Over the course of 8 or so prototypes, I came up with a system which had two pairs of Chiron shifters connected to two driving rings each. The idea was that I'd power the left side and right side alternately. However, I realized that I could just fold the two pairs of shifters into one.

I've never seen four driving rings placed in a square around one Chiron shifter before. I'd be interested to hear if anyone has used this in a build before!

In my final build, power goes into the two blue axles (simultaneously, in the same direction). The outputs are the eight pink gears. Every time the bottom shifter turns 180 degrees, the mechanism switches from powering the North and West output axles to powering the South and East axles. Meanwhile, every quarter turn of the top shifter changes which of the four gears is powered, either on the left or the right, depending on which is powered.
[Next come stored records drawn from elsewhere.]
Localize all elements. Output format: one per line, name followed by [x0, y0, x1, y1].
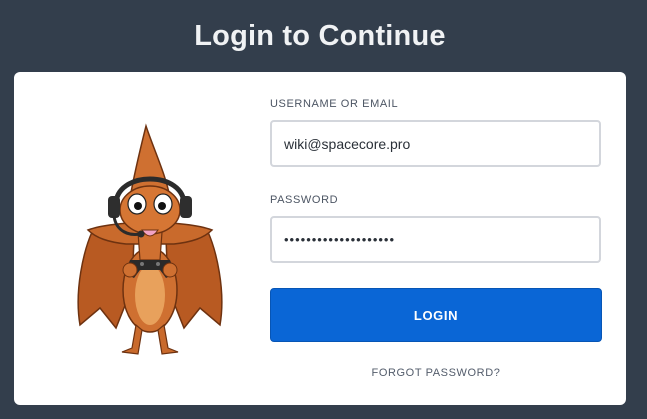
username-input[interactable]: [270, 120, 601, 167]
forgot-password-link[interactable]: FORGOT PASSWORD?: [270, 367, 602, 379]
password-input[interactable]: [270, 216, 601, 263]
login-card: USERNAME OR EMAIL PASSWORD LOGIN FORGOT …: [14, 72, 626, 405]
username-label: USERNAME OR EMAIL: [270, 98, 399, 110]
password-label: PASSWORD: [270, 194, 339, 206]
page-title: Login to Continue: [194, 20, 446, 52]
login-button[interactable]: LOGIN: [270, 288, 602, 342]
pterodactyl-mascot-icon: [77, 123, 223, 355]
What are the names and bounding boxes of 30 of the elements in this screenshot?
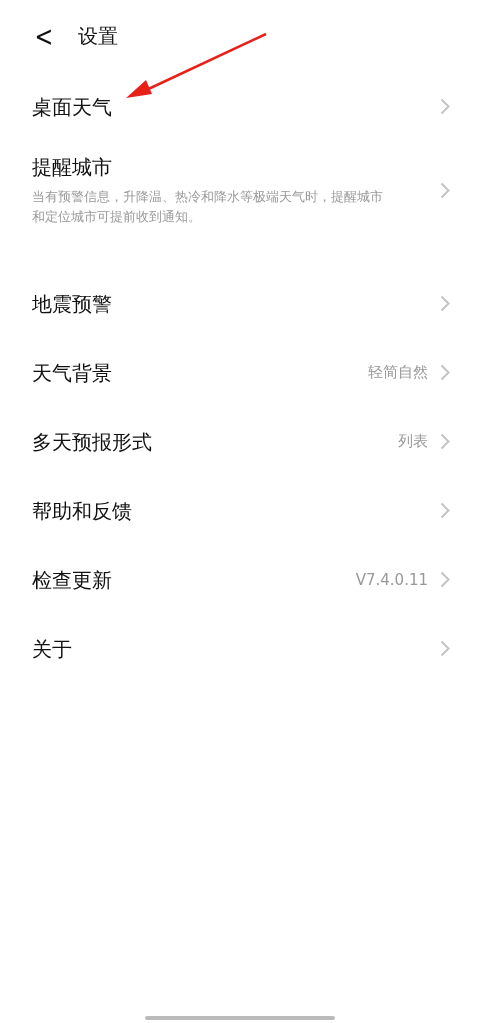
back-button[interactable]: <: [32, 19, 56, 53]
setting-title: 地震预警: [32, 290, 113, 318]
chevron-right-icon: [440, 571, 450, 588]
setting-title: 检查更新: [32, 566, 113, 594]
chevron-right-icon: [440, 433, 450, 450]
setting-title: 桌面天气: [32, 93, 113, 121]
settings-row[interactable]: 天气背景 轻简自然: [0, 338, 480, 407]
settings-row[interactable]: 地震预警: [0, 269, 480, 338]
settings-row[interactable]: 关于: [0, 614, 480, 683]
setting-value: 列表: [398, 432, 428, 451]
page-title: 设置: [78, 22, 118, 50]
settings-row[interactable]: 桌面天气: [0, 72, 480, 141]
chevron-right-icon: [440, 295, 450, 312]
setting-value: V7.4.0.11: [355, 570, 428, 589]
setting-title: 提醒城市: [32, 154, 113, 181]
setting-description: 当有预警信息，升降温、热冷和降水等极端天气时，提醒城市和定位城市可提前收到通知。: [32, 188, 384, 226]
chevron-right-icon: [440, 181, 450, 199]
setting-title: 帮助和反馈: [32, 497, 133, 525]
setting-value: 轻简自然: [368, 363, 428, 382]
setting-title: 关于: [32, 635, 73, 663]
settings-row[interactable]: 多天预报形式 列表: [0, 407, 480, 476]
setting-title: 天气背景: [32, 359, 113, 387]
chevron-right-icon: [440, 364, 450, 381]
settings-row[interactable]: 提醒城市 当有预警信息，升降温、热冷和降水等极端天气时，提醒城市和定位城市可提前收到通知。: [0, 141, 480, 235]
settings-row[interactable]: 帮助和反馈: [0, 476, 480, 545]
chevron-right-icon: [440, 640, 450, 657]
settings-row[interactable]: 检查更新 V7.4.0.11: [0, 545, 480, 614]
chevron-right-icon: [440, 502, 450, 519]
setting-title: 多天预报形式: [32, 428, 153, 456]
chevron-right-icon: [440, 98, 450, 115]
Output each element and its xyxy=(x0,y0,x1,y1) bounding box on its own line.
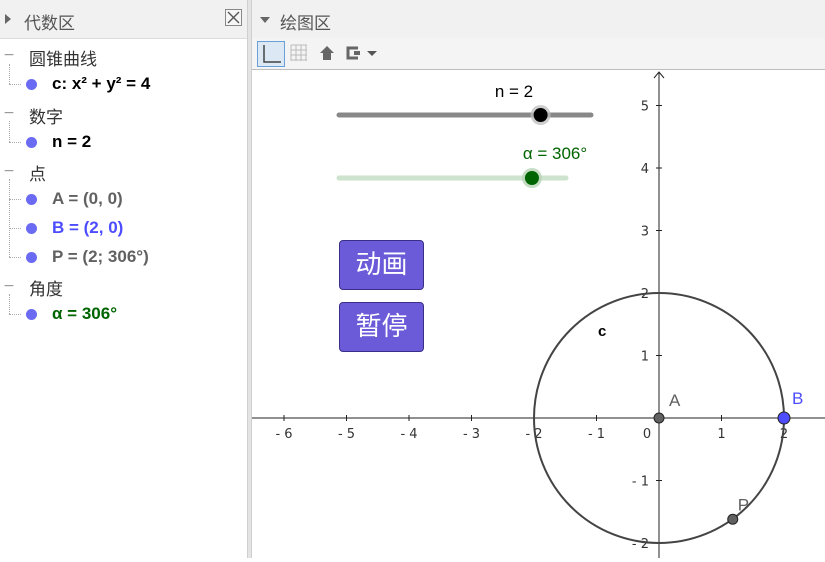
visibility-toggle-P[interactable] xyxy=(26,252,37,263)
category-conics[interactable]: 圆锥曲线 xyxy=(29,45,97,70)
grid-toggle-icon[interactable] xyxy=(287,41,311,65)
x-tick-label: - 1 xyxy=(588,427,605,442)
close-icon[interactable] xyxy=(225,9,242,26)
x-tick-label: - 3 xyxy=(463,427,480,442)
dropdown-arrow-icon[interactable] xyxy=(365,41,379,65)
graphics-view-title: 绘图区 xyxy=(280,14,331,34)
x-tick-label: 1 xyxy=(717,427,725,442)
point-label-P: P xyxy=(738,495,749,514)
slider-alpha-label: α = 306° xyxy=(523,144,587,163)
visibility-toggle-alpha[interactable] xyxy=(26,309,37,320)
algebra-item-n[interactable]: n = 2 xyxy=(52,132,91,152)
point-A[interactable] xyxy=(653,412,665,424)
algebra-item-P[interactable]: P = (2; 306°) xyxy=(52,247,149,267)
y-tick-label: 4 xyxy=(641,162,649,177)
circle-label: c xyxy=(598,323,606,340)
x-tick-label: - 4 xyxy=(400,427,417,442)
point-B[interactable] xyxy=(777,411,791,425)
slider-alpha-knob[interactable] xyxy=(524,171,539,185)
point-P[interactable] xyxy=(727,513,739,525)
visibility-toggle-A[interactable] xyxy=(26,194,37,205)
category-numbers[interactable]: 数字 xyxy=(29,103,63,128)
x-tick-label: 0 xyxy=(643,427,651,442)
y-tick-label: 3 xyxy=(641,225,649,240)
y-tick-label: - 1 xyxy=(632,475,649,490)
collapse-icon[interactable]: − xyxy=(2,106,16,120)
axes-toggle-icon[interactable] xyxy=(257,41,285,67)
visibility-toggle-n[interactable] xyxy=(26,137,37,148)
visibility-toggle-c[interactable] xyxy=(26,79,37,90)
algebra-item-A[interactable]: A = (0, 0) xyxy=(52,189,123,209)
collapse-icon[interactable]: − xyxy=(2,164,16,178)
y-tick-label: - 2 xyxy=(632,537,649,552)
collapse-triangle-icon[interactable] xyxy=(260,17,270,23)
algebra-view: 代数区 − 圆锥曲线 c: x² + y² = 4 − 数字 n = 2 − 点… xyxy=(0,0,247,558)
point-capture-icon[interactable] xyxy=(342,41,364,65)
collapse-icon[interactable]: − xyxy=(2,48,16,62)
graphics-view-header[interactable]: 绘图区 xyxy=(252,0,825,39)
category-angles[interactable]: 角度 xyxy=(29,275,63,300)
expand-triangle-icon[interactable] xyxy=(5,14,11,24)
animate-button[interactable]: 动画 xyxy=(339,240,424,290)
y-tick-label: 5 xyxy=(641,100,649,115)
point-label-A: A xyxy=(669,391,681,410)
x-tick-label: - 5 xyxy=(338,427,355,442)
slider-n-label: n = 2 xyxy=(495,82,533,101)
graphics-canvas[interactable]: - 6- 5- 4- 3- 2- 101254321- 1- 2 n = 2 α… xyxy=(252,70,825,558)
collapse-icon[interactable]: − xyxy=(2,279,16,293)
algebra-item-alpha[interactable]: α = 306° xyxy=(52,304,117,324)
algebra-view-header[interactable]: 代数区 xyxy=(0,0,247,39)
visibility-toggle-B[interactable] xyxy=(26,223,37,234)
graphics-plot[interactable]: - 6- 5- 4- 3- 2- 1 0 1 254321- 1- 2 n = 2 α… xyxy=(252,70,825,558)
category-points[interactable]: 点 xyxy=(29,160,46,185)
algebra-item-B[interactable]: B = (2, 0) xyxy=(52,218,123,238)
graphics-style-bar xyxy=(252,38,825,70)
home-icon[interactable] xyxy=(316,41,338,65)
point-label-B: B xyxy=(792,389,803,408)
y-tick-label: 1 xyxy=(641,350,649,365)
slider-n-knob[interactable] xyxy=(533,108,548,122)
algebra-view-title: 代数区 xyxy=(24,14,75,34)
x-tick-label: - 6 xyxy=(275,427,292,442)
algebra-item-c[interactable]: c: x² + y² = 4 xyxy=(52,74,150,94)
pause-button[interactable]: 暂停 xyxy=(339,302,424,352)
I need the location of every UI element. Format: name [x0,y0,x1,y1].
To get all the switching to line up, the bottom shifter should make a quarter turn for every half turn of the top shifter. This way North, South, East, and West each get a turn in the output axles on the left, before power is shifted to the right. After a full cycle, all eight gears are given an equal turn being powered.

clock.png

Of course, the mechanism needs connective tissue for structure, to provide input power, to turn the shifters, to keep them aligned on 90 degree increments, and to gear down the motor. I used a PU XL motor geared down by 1:64 for the power and 1:1536 for the shifting. Just for completeness, this means each output gear turns 24 times before switching and the whole cycle takes a little less than 5 minutes.

IMG_2826.png

IMG_2827.png

IMG_2828.png

In researching for this build, I was really surprised that I couldn't find any sequential gearboxes that "wrapped back around." As in, 1-2-3-4-1-2-3-4... They all seem to go sequentially up, then back down.

Hopefully it goes without saying that the eight outputs in this mechanism could be connected to different gearing ratios and then unified afterwards. This would create a sequential 8-speed gearbox that wraps around from 8th gear back to 1st gear. As far as I can tell, this is a totally novel mechanism. If I'm wrong and it's been done before, I would really appreciate seeing another approach!